L’économie suédoise a amorcé une reprise après une longue période de croissance faible. D’après les dernières prévisions publiées par la Riksbank, le produit intérieur brut (PIB) devrait croître d’environ 2,9 % en 2026. Un rythme bien plus solide qu’en 2025. Cette progression se traduit par une stabilisation de l’inflation et des emprunts qui restent abordables. Cette reprise s’accompagne chez certains analystes d’une amélioration du pouvoir d’achat des ménages et d’un rebond attendu de la consommation au cours de l’année.
Un marché de l’emploi encore fragile malgré une légère amélioration
Malgré ces signaux positifs, le marché du travail reste fragile.

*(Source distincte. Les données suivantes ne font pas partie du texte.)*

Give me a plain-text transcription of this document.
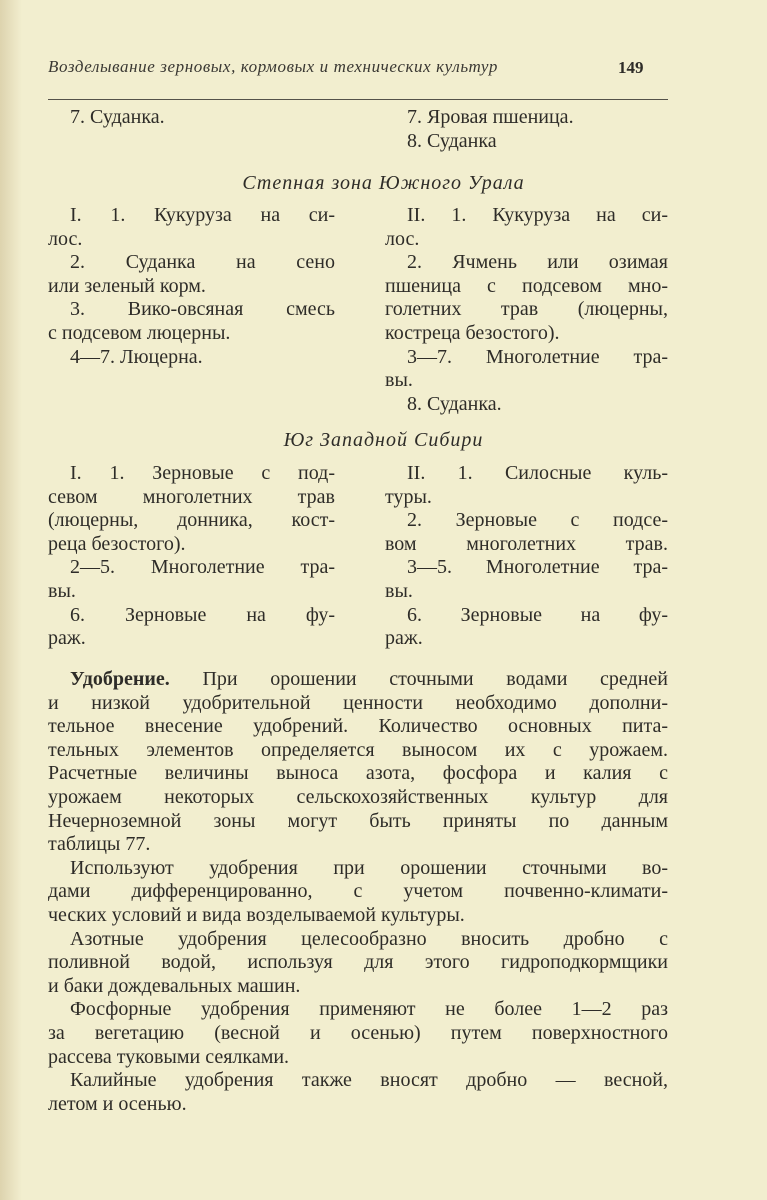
Возделывание зерновых, кормовых и технических культур	149
7. Суданка.	7. Яровая пшеница.
8. Суданка
Степная зона Южного Урала
I. 1. Кукуруза на си-
лос.
2. Суданка на сено
или зеленый корм.
3. Вико-овсяная смесь
с подсевом люцерны.
4—7. Люцерна.
II. 1. Кукуруза на си-
лос.
2. Ячмень или озимая
пшеница с подсевом мно-
голетних трав (люцерны,
костреца безостого).
3—7. Многолетние тра-
вы.
8. Суданка.
Юг Западной Сибири
I. 1. Зерновые с под-
севом многолетних трав
(люцерны, донника, кост-
реца безостого).
2—5. Многолетние тра-
вы.
6. Зерновые на фу-
раж.
II. 1. Силосные куль-
туры.
2. Зерновые с подсе-
вом многолетних трав.
3—5. Многолетние тра-
вы.
6. Зерновые на фу-
раж.
Удобрение. При орошении сточными водами средней
и низкой удобрительной ценности необходимо дополни-
тельное внесение удобрений. Количество основных пита-
тельных элементов определяется выносом их с урожаем.
Расчетные величины выноса азота, фосфора и калия с
урожаем некоторых сельскохозяйственных культур для
Нечерноземной зоны могут быть приняты по данным
таблицы 77.
Используют удобрения при орошении сточными во-
дами дифференцированно, с учетом почвенно-климати-
ческих условий и вида возделываемой культуры.
Азотные удобрения целесообразно вносить дробно с
поливной водой, используя для этого гидроподкормщики
и баки дождевальных машин.
Фосфорные удобрения применяют не более 1—2 раз
за вегетацию (весной и осенью) путем поверхностного
рассева туковыми сеялками.
Калийные удобрения также вносят дробно — весной,
летом и осенью.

Selon les données de la Riksbank, le taux de chômage en Suède devrait se situer autour de 8,6 % en 2026, un niveau encore élevé comparé aux périodes antérieures. Cela indique que l’activité économique ne génère pas encore suffisamment d’emplois pour absorber pleinement les personnes disponibles sur le marché du travail.
Plus de 1 600 suppressions de postes officiellement annoncées chez Ericsson
Au cœur de ce contexte, l’équipementier télécom suédois Ericsson a confirmé en janvier 2026 un plan de réduction d’environ 1 600 postes en Suède. Cette décision fait partie selon l’entreprise d’un programme global qui vise à optimiser sa structure de coûts tout en maintenant des investissements dans ses activités stratégiques. Le groupe a déposé une notification auprès de l’Arbetsförmedlingen (le service public suédois de l’emploi) et engagé des négociations avec les syndicats pour encadrer ce processus qui concerne un nombre significatif d’emplois dans le pays. Si H&M n’a pas annoncé de nouvelles suppressions pour 2026, le souvenir de son plan de 1 500 licenciements fin 2022 reste présent dans les esprits.
Un équilibre délicat qui vacille
À Stockholm comme dans le reste du pays, l’année 2026 met en avant les contrastes de l’économie suédoise. D’un côté, des indicateurs macroéconomiques laissent espérer une normalisation progressive de l’activité après des années de stagnation. De l’autre, le chômage reste élevé et des restructurations d’ampleur chez des acteurs majeurs affectent le système de l’emploi. Dans ce scénario, la reprise économique est bien présente sur le papier mais ses effets sur le quotidien des travailleurs restent mitigés, un défi que la Suède devra continuer de relever au fil de l’année.